Rbosaghz writeup of SeerSuite Talk
SeerSuite_2009_Talk by user:Rbosaghz
This talk was an overview of how the Seer suite of search engines are built, served, how research is done for them, and other topics.
At the start, Lee Giles brought up the fact that over the past years, there has been a 10-fold growth in the amount of data available. This is reasonable motivation for building more specialized search engines, like the ones presented in the SeerSuite.
Particularly interesting and relevant parts of his talk was how they do bibliography extraction. He mentions that they use a hierarchical CRF to extract bibliography information, which is nice. They also use SVMs to decide the parameters to some tools (this was glossed over as time was running out, which was unfortunate).
I particularly liked the presentation of the Personal Homepage search engine, which should be a valuable tool in academia: there are often times when it is enough to only search homepages to find an item.
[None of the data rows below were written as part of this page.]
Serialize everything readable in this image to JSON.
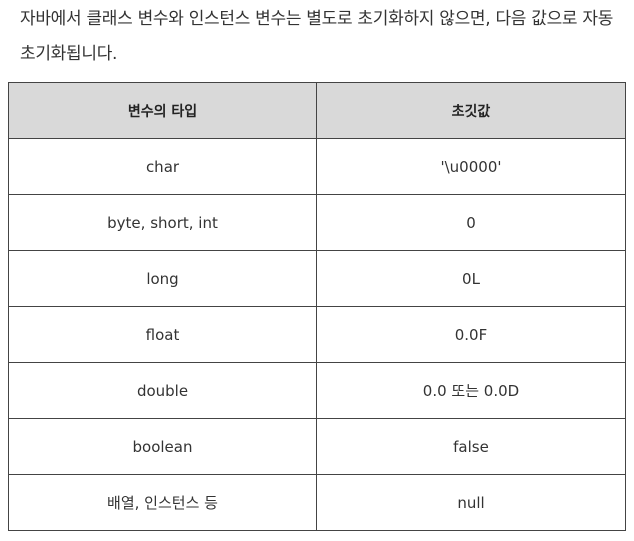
{
  "intro": {
    "text": "자바에서 클래스 변수와 인스턴스 변수는 별도로 초기화하지 않으면, 다음 값으로 자동 초기화됩니다."
  },
  "table": {
    "headers": [
      "변수의 타입",
      "초깃값"
    ],
    "rows": [
      [
        "char",
        "'\\u0000'"
      ],
      [
        "byte, short, int",
        "0"
      ],
      [
        "long",
        "0L"
      ],
      [
        "float",
        "0.0F"
      ],
      [
        "double",
        "0.0 또는 0.0D"
      ],
      [
        "boolean",
        "false"
      ],
      [
        "배열, 인스턴스 등",
        "null"
      ]
    ]
  },
  "colors": {
    "header_bg": "#d9d9d9",
    "border": "#444444",
    "text": "#333333"
  }
}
There was a short mention of ethical crawling with respect to broken robots.txt files. When a robots.txt file is broken, the crawler must decide how to proceed (to crawl or not...). Turns out that Microsoft crawler is the most "ethical", as a result of some lawsuits against Microsoft over the years.
Another interesting topic of this talk was creating a search engine for chemists which made available chemical compound formulas for easy searching.